Like all brands it is the actual release of the product that’s much more interesting than the actual product itself. Never mind all the digital prospects and new markets. Brands like Gunnsunrosus deliver to old habit creatures, so a physical release is where it’s at for these dinosaurs. According to reports from America, negotiations are well underway for "Chinese Democracy" to come out as an exclusive in Wal-Mart supermarkets only in the States. Holy Shit! What about the Salt Lake City version of Soundcellar? A deal like that makes the album title all the more pertinent doesn’t it? Democracy my ass. What about the little guy? Gunnsunrosus is now managed by big shots Front Line Management who also manage the business affairs of Christine Aguilera, Van Halen and bloody Aerosmith. They also manage that other “great” American brand The Eagles and last year they released their awful double disc MOR-fest "Long Road out of Eden" exclusively through Wal-Mart, much to the chagrin of every other merchant still left in business in the States. I’d never heard of this (sadly I heard The Eagles album) and then I read in Billboard that beloved Slane-bound veterans AC/DC are also releasing their next album exclusively through Wal-Mart. “Merchants were particularly incensed that the deal was apparently struck with the blessing of Columbia,” the report says. I bet they were.

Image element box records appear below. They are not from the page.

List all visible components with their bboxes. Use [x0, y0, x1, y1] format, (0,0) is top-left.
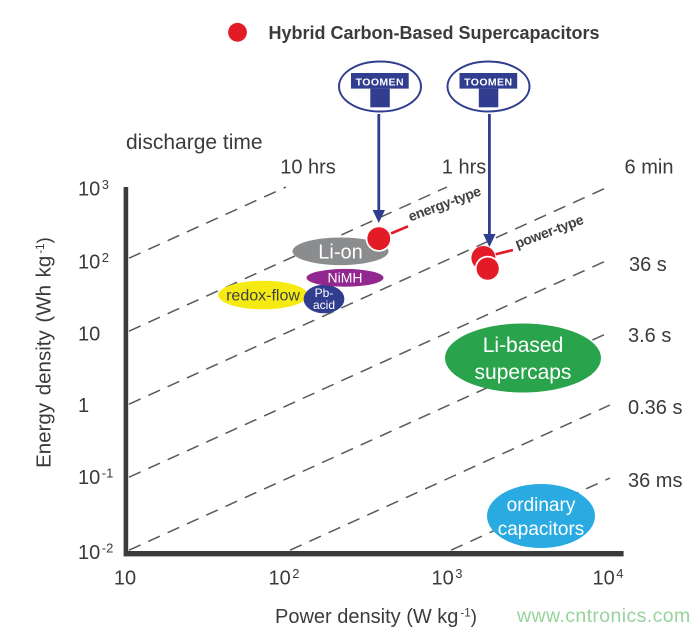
svg-text:supercaps: supercaps	[475, 361, 572, 384]
svg-text:6 min: 6 min	[625, 157, 674, 179]
svg-text:36 ms: 36 ms	[628, 470, 682, 492]
svg-text:Li-based: Li-based	[483, 334, 564, 357]
svg-text:NiMH: NiMH	[328, 270, 363, 286]
svg-text:1 hrs: 1 hrs	[442, 157, 486, 179]
svg-text:ordinary: ordinary	[507, 495, 576, 516]
svg-text:10: 10	[78, 324, 100, 346]
svg-text:3.6 s: 3.6 s	[628, 325, 671, 347]
svg-text:acid: acid	[313, 298, 335, 312]
svg-text:10 hrs: 10 hrs	[280, 157, 336, 179]
svg-text:36 s: 36 s	[629, 254, 667, 276]
svg-text:capacitors: capacitors	[498, 519, 585, 540]
svg-text:0.36 s: 0.36 s	[628, 397, 682, 419]
svg-text:discharge time: discharge time	[126, 131, 263, 154]
svg-text:www.cntronics.com: www.cntronics.com	[516, 605, 691, 627]
svg-text:TOOMEN: TOOMEN	[464, 76, 512, 88]
svg-text:Energy density (Wh kg-1): Energy density (Wh kg-1)	[33, 237, 56, 468]
svg-text:Li-on: Li-on	[318, 242, 362, 264]
svg-text:1: 1	[78, 395, 89, 417]
svg-text:TOOMEN: TOOMEN	[356, 76, 404, 88]
svg-text:Power density (W kg-1): Power density (W kg -1)	[275, 606, 477, 628]
svg-text:redox-flow: redox-flow	[226, 288, 300, 305]
svg-text:Hybrid Carbon-Based Supercapac: Hybrid Carbon-Based Supercapacitors	[268, 23, 599, 43]
svg-text:10: 10	[114, 568, 136, 590]
svg-text:Pb-: Pb-	[315, 286, 334, 300]
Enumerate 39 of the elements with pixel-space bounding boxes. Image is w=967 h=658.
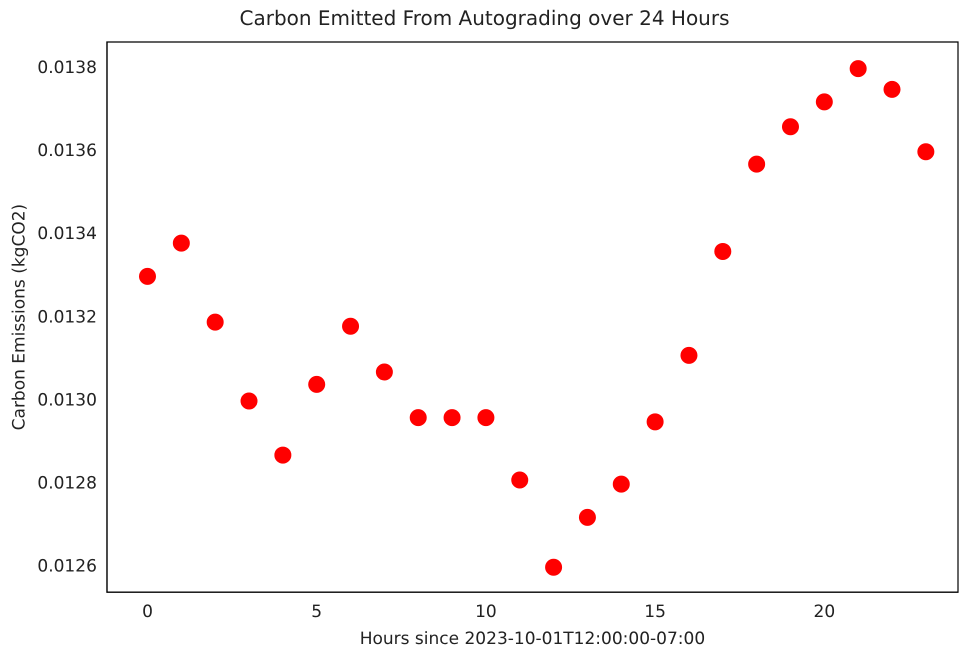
point (917, 143, 934, 160)
x-tick-label: 10 (475, 602, 497, 622)
point (376, 363, 393, 380)
point (342, 318, 360, 335)
x-tick-label: 20 (814, 602, 836, 622)
point (612, 476, 630, 493)
point (410, 409, 427, 426)
point (884, 80, 901, 98)
point (511, 472, 528, 488)
y-tick-label: 0.0138 (37, 58, 97, 78)
point (477, 409, 494, 426)
y-tick-label: 0.0126 (37, 556, 97, 577)
point (240, 392, 258, 410)
point (444, 409, 461, 426)
point (782, 118, 799, 136)
y-axis-title: Carbon Emissions (kgCO2) (10, 204, 30, 430)
point (646, 413, 664, 430)
y-tick-label: 0.0134 (37, 224, 97, 244)
point (578, 508, 596, 526)
y-tick-label: 0.0128 (37, 474, 97, 494)
chart-title: Carbon Emitted From Autograding over 24 Hours (240, 6, 730, 30)
point (274, 446, 292, 464)
x-axis-title: Hours since 2023-10-01T12:00:00-07:00 (360, 629, 706, 650)
point (816, 93, 833, 110)
point (680, 346, 698, 364)
x-tick-label: 5 (311, 602, 322, 622)
y-tick-label: 0.0136 (37, 141, 97, 162)
x-tick-label: 15 (644, 602, 666, 622)
point (850, 60, 867, 78)
y-tick-label: 0.0132 (37, 307, 97, 328)
point (714, 242, 732, 260)
point (172, 234, 190, 252)
point (206, 314, 224, 331)
point (308, 376, 326, 393)
y-tick-label: 0.0130 (37, 390, 97, 410)
point (138, 268, 156, 285)
x-tick-label: 0 (142, 602, 153, 622)
point (748, 156, 766, 173)
point (545, 558, 562, 576)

Different or exclusive versions in different stores is nothing new, especially in America where, for example, David Gilmour’s “On an Island” had different formats for different stores, as did Bloc Party’s Grouse Lodge-recorded second album, whatever-it-was-called. And here we have Xtravision having movies for a month before others and the likes of Zavvi having different covers but this just sucks, and following other trends in the music business there’s no doubt we can expect similar things to happen in Ireland in, oh, about 40 years.

I hope people like Tommy in Soundcellar gets to stock “Chinese Democracy”. Like banks and backers needing Coldplay albums, people like Tommy in Soundceller need brands like Gunnsunrosus. I don’t, but I sure prefer to see places like Soundcellar still in business, but if you really want to hear Gunnsunrosus have a look around you’ll get those nine tracks of mp3 shite in all their glory.
Instead though, you should take a look at

http://www.youtube.com/watch?v=mOC_66hS4D8

It’s a short feature by Last Light Films. A nice piece of work, and they have a few more up there on YouTube. It's kind of like those business profiles you’d wished you’d written but only thought about them when the business was closed. There’s loads of them around, and now I’ve got time on my hands (book finished, back in the real world for a while, hello, hello, good to be back etc..) I’m gonna try and profile some of them as a New Years Resolution.